(ANKARA) -Ankara Barosu Başkanı Mustafa Köroğlu, baronun 68`inci Olağan Genel Kurulu`nda yeniden başkan adayı olduğunu açıkladı. HÜDA PAR Genel Başkanı Zekeriya Yapıcıoğlu`nun Anayasa`nın 4`üncü maddesiyle ilgili sözlerine tepki gösteren Köroğlu, "Kimsenin haddine değil o ilk dört maddeyle ilgili, onun tartışmaya açılacağını iddia etmek" dedi. Köroğlu, Türkiye Yüzyılı Maarif Modeli`ne ilişkin ise "Bütün sivil toplum kuruluşları, barolar örgütlenerek daha geniş bir hat oluşturarak bir mücadele sergileyeceğiz" dedi.
5-6 Ekim günlerinde yapılacak Ankara Barosu 68`inci Genel Kurulu`nda Demokratik Sol Avukatlar Grubu`nun başkan adayı olan mevcut başkan Mustafa Köroğlu, Demokratik Sol Avukatlar Grubu`nun önceki dönem başkanları ve üyeleri ile ODTÜ Vişnelik Tesisleri`nde bir araya geldi. Köroğlu, yaklaşan Ankara Barosu Genel Kurulu`nu ve ülkede yaşanan hukuk alanındaki gelişmeleri ANKA Haber Ajansı`na değerlendirdi.
Demokratik Sol Avukatlar Grubu`nun 50`nci yılına girdiğini belirten Köroğlu, "Bu sene yüz yaşına basan Ankara Barosu`nun yüz yıllık bir çınarın gövdesini oluşturan elli yıllık Demokratik Sol Avukatlar Grubu bir araya geldi. Bundan önceki dönemde grubumuz adına baro başkanlığı yapan, yönetim kurulu üyeliği, denetleme, disiplin ve delegasyon üyeliği yapan meslektaşlarımla, üstatlarımla birlikte yol yürüdüğüm arkadaşlarınla hep bir aradayız.
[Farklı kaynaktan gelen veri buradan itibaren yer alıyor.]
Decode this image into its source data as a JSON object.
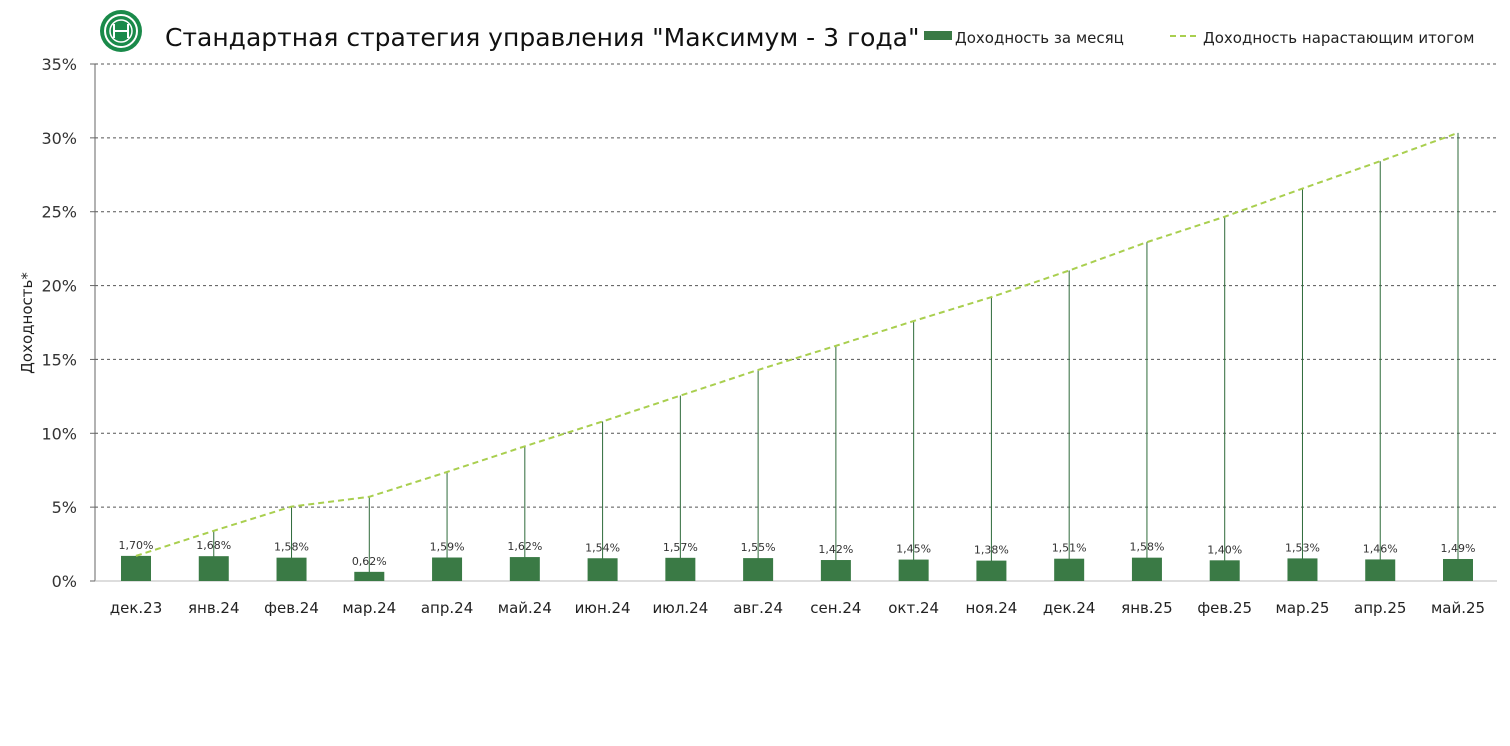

Demokratik Sol Avukatlar Grubu her sene seçim döneminde iki yılda bir yapılan genel kurullarda kendi adayını belirler. Bu sene de Demokratik Sol Avukatlar Grubu`nun başkan adayı ben ve yönetim kurulu listesindeki ve diğer organlardaki arkadaşlarım birlikte yeni bir döneme daha hazırlanıyoruz" dedi.
"Büyük bir işsizlik var, avukatlık mesleği de bundan payını aldı"
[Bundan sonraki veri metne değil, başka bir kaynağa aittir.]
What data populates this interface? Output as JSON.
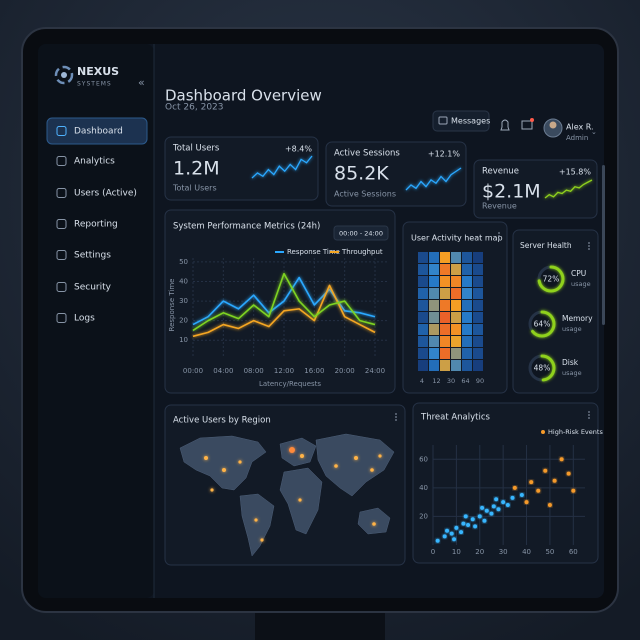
{
  "brand": {
    "name": "NEXUS",
    "tagline": "SYSTEMS"
  },
  "sidebar": {
    "items": [
      "Dashboard",
      "Analytics",
      "Users (Active)",
      "Reporting",
      "Settings",
      "Security",
      "Logs"
    ]
  },
  "header": {
    "title": "Dashboard Overview",
    "date": "Oct 26, 2023",
    "messages": "Messages",
    "user_name": "Alex R.",
    "user_role": "Admin"
  },
  "kpis": [
    {
      "label": "Total Users",
      "value": "1.2M",
      "change": "+8.4%",
      "caption": "Total Users",
      "trend": [
        20,
        26,
        22,
        30,
        24,
        34,
        28,
        36,
        30,
        42,
        38,
        46
      ]
    },
    {
      "label": "Active Sessions",
      "value": "85.2K",
      "change": "+12.1%",
      "caption": "Active Sessions",
      "trend": [
        18,
        24,
        20,
        28,
        22,
        30,
        26,
        34,
        28,
        36,
        40,
        44
      ]
    },
    {
      "label": "Revenue",
      "value": "$2.1M",
      "change": "+15.8%",
      "caption": "Revenue",
      "trend": [
        16,
        22,
        18,
        26,
        24,
        30,
        28,
        36,
        34,
        40,
        44,
        48
      ]
    }
  ],
  "performance_chart": {
    "type": "line",
    "title": "System Performance Metrics (24h)",
    "range": "00:00 - 24:00",
    "y_label": "Response Time",
    "x_label": "Latency/Requests",
    "x": [
      0,
      2,
      4,
      6,
      8,
      10,
      12,
      14,
      16,
      18,
      20,
      22,
      24
    ],
    "xlim": [
      0,
      24
    ],
    "xticks": [
      {
        "value": 0,
        "label": "00:00"
      },
      {
        "value": 4,
        "label": "04:00"
      },
      {
        "value": 8,
        "label": "08:00"
      },
      {
        "value": 12,
        "label": "12:00"
      },
      {
        "value": 16,
        "label": "16:00"
      },
      {
        "value": 20,
        "label": "20:00"
      },
      {
        "value": 24,
        "label": "24:00"
      }
    ],
    "ylim": [
      5,
      52
    ],
    "yticks": [
      10,
      20,
      30,
      40,
      50
    ],
    "grid": true,
    "series": [
      {
        "name": "Response Time",
        "color": "#2aa8ff",
        "values": [
          18,
          22,
          30,
          26,
          33,
          24,
          30,
          42,
          28,
          36,
          25,
          24,
          22
        ]
      },
      {
        "name": "Throughput",
        "color": "#f5a623",
        "values": [
          12,
          14,
          18,
          16,
          20,
          17,
          25,
          26,
          20,
          38,
          22,
          18,
          14
        ]
      },
      {
        "color": "#7ed321",
        "values": [
          15,
          20,
          24,
          21,
          28,
          22,
          44,
          30,
          22,
          28,
          30,
          20,
          18
        ]
      }
    ]
  },
  "heatmap": {
    "type": "heatmap",
    "title": "User Activity heat map",
    "x_labels": [
      4,
      12,
      30,
      64,
      90
    ],
    "values": [
      [
        10,
        25,
        70,
        40,
        15,
        5
      ],
      [
        15,
        35,
        85,
        60,
        20,
        10
      ],
      [
        10,
        30,
        75,
        80,
        30,
        10
      ],
      [
        20,
        40,
        60,
        90,
        35,
        15
      ],
      [
        15,
        50,
        85,
        70,
        25,
        10
      ],
      [
        10,
        45,
        95,
        60,
        30,
        10
      ],
      [
        20,
        55,
        90,
        75,
        30,
        15
      ],
      [
        15,
        40,
        80,
        65,
        25,
        10
      ],
      [
        10,
        35,
        90,
        50,
        20,
        10
      ],
      [
        5,
        25,
        60,
        40,
        15,
        5
      ]
    ]
  },
  "server_health": {
    "type": "gauge",
    "title": "Server Health",
    "categories": [
      "CPU",
      "Memory",
      "Disk"
    ],
    "caption": "usage",
    "values": [
      72,
      64,
      48
    ],
    "value_labels": [
      "72%",
      "64%",
      "48%"
    ],
    "color": "#8fd11e"
  },
  "region_map": {
    "title": "Active Users by Region"
  },
  "threat_chart": {
    "type": "scatter",
    "title": "Threat Analytics",
    "xlim": [
      0,
      65
    ],
    "xticks": [
      0,
      10,
      20,
      30,
      40,
      50,
      60
    ],
    "ylim": [
      0,
      70
    ],
    "yticks": [
      20,
      40,
      60
    ],
    "grid": true,
    "series": [
      {
        "color": "#37b6ff",
        "x": [
          2,
          5,
          6,
          8,
          10,
          12,
          13,
          15,
          17,
          18,
          20,
          22,
          23,
          25,
          26,
          28,
          30,
          32,
          34,
          38,
          9,
          14,
          21,
          27
        ],
        "values": [
          3,
          6,
          10,
          8,
          12,
          9,
          15,
          14,
          18,
          13,
          20,
          17,
          24,
          22,
          27,
          25,
          30,
          28,
          33,
          35,
          4,
          20,
          26,
          32
        ]
      },
      {
        "name": "High-Risk Events",
        "color": "#f59a2a",
        "x": [
          40,
          42,
          45,
          48,
          52,
          55,
          58,
          35,
          60,
          50
        ],
        "values": [
          30,
          44,
          38,
          52,
          45,
          60,
          50,
          40,
          38,
          28
        ]
      }
    ]
  }
}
Köroğlu, yeni mezun avukatlar için istihdam alanları yaratmaya çalıştıklarını ifade ederek, "Tabii ki geçen dönemden edindiğimiz tecrübe, yine başladığımız projeler ve özellikle de baronun kurumsal yapısı, geleceği ve bu mesleğin geleceği olan gençler adına yaptığımız hatta bugün üstatlarla birlikte onların adına önceki dönem bazı baro başkanlarımız adına tahsis ettiğimiz odalarını açtık. Çünkü işsizlikle mücadele ediyoruz. Büyük bir işsizlik var. Özellikle de avukatlık mesleği de bundan payını aldı. Çok sayıda hukuk fakültesinin açılmasına bağlı olarak şimdi o gençlere o umutsuzluktan çıkartıp kendi bürolarına açtıkları büyük bir kampüs yarattık Ankara Büyükşehir Belediyesi ve Türkiye Barolar Birliği`yle birlikte. Orada yüzlerce meslektaşımız çalışmaya başladı. Bugün bürolarını açarken gözlerindeki o ışığı, umudu tekrar gördük. Bunlara devam edeceğiz" şeklinde konuştu.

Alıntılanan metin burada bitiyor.